The architecture of information:
A tweet from MacStories founder Federico Viticci highlights a change in Apple Music’s information architecture:
Looks like Apple has brought back one of the best features from Beats Music with Apple Music: Other Versions of the same album.
— Federico Viticci (@viticci) February 18, 2020
This section collects remasters, reissues, remixes, demos, deluxe editions, and explicit/clean versions of the same album. đź’Ż pic.twitter.com/0FrHmxkqsP
Special editions of albums have been around for a while. It’s not unusual for classic albums to be remixed, or remastered, or get re-released with additional tracks. If you search Apple Music for The Rolling Stones’ Let it Bleed, for example, you will find both Let it Bleed and Let it Bleed (50th Anniversary Edition). This change to Apple Music’s architecture links both editions so the user knows that there’s a relationship.
Digital music is a great source of interesting IA examples. Most music in a modern catalog follows a hierarchy that looks something like this: Artist → Album → Song. These objects can also be tagged with several metadata facets, such as genre, year, etc.

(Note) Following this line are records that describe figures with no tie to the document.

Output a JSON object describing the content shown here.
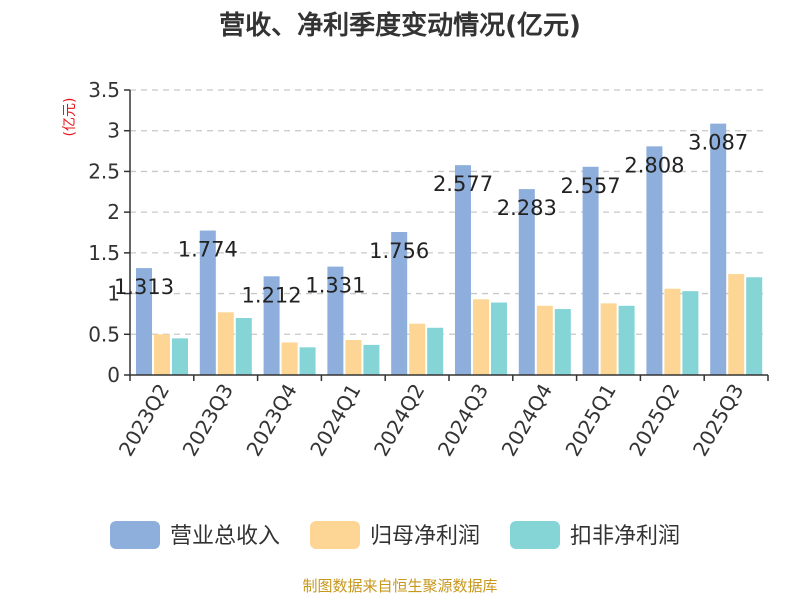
{
  "chart_data": {
    "type": "bar",
    "title": "营收、净利季度变动情况(亿元)",
    "ylabel": "(亿元)",
    "ylim": [
      0,
      3.5
    ],
    "yticks": [
      0,
      0.5,
      1,
      1.5,
      2,
      2.5,
      3,
      3.5
    ],
    "ytick_labels": [
      "0",
      "0.5",
      "1",
      "1.5",
      "2",
      "2.5",
      "3",
      "3.5"
    ],
    "grid": true,
    "legend_position": "bottom",
    "categories": [
      "2023Q2",
      "2023Q3",
      "2023Q4",
      "2024Q1",
      "2024Q2",
      "2024Q3",
      "2024Q4",
      "2025Q1",
      "2025Q2",
      "2025Q3"
    ],
    "series": [
      {
        "name": "营业总收入",
        "color": "#8eaedc",
        "values": [
          1.313,
          1.774,
          1.212,
          1.331,
          1.756,
          2.577,
          2.283,
          2.557,
          2.808,
          3.087
        ]
      },
      {
        "name": "归母净利润",
        "color": "#fdd695",
        "values": [
          0.5,
          0.77,
          0.4,
          0.43,
          0.63,
          0.93,
          0.85,
          0.88,
          1.06,
          1.24
        ]
      },
      {
        "name": "扣非净利润",
        "color": "#85d4d6",
        "values": [
          0.45,
          0.7,
          0.34,
          0.37,
          0.58,
          0.89,
          0.81,
          0.85,
          1.03,
          1.2
        ]
      }
    ],
    "data_labels": [
      "1.313",
      "1.774",
      "1.212",
      "1.331",
      "1.756",
      "2.577",
      "2.283",
      "2.557",
      "2.808",
      "3.087"
    ],
    "source": "制图数据来自恒生聚源数据库"
  }
}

What makes it so interesting is that there are lots of exceptions. In classical music, for example, there’s often a distinction between the performer of the piece and its composer. Which one should be considered the “artist”? (If you’re intrigued by this question, listen to my conversation with Thomas Dose on The Informed Life podcast.)
There are also bands with similar names, albums with the same name but recorded by different bands, and the issue highlighted above: the same album but different somehow. Of all these cases, this last one is perhaps the easiest to solve. Still, it’s good to see Apple making the architecture of its music catalog clearer.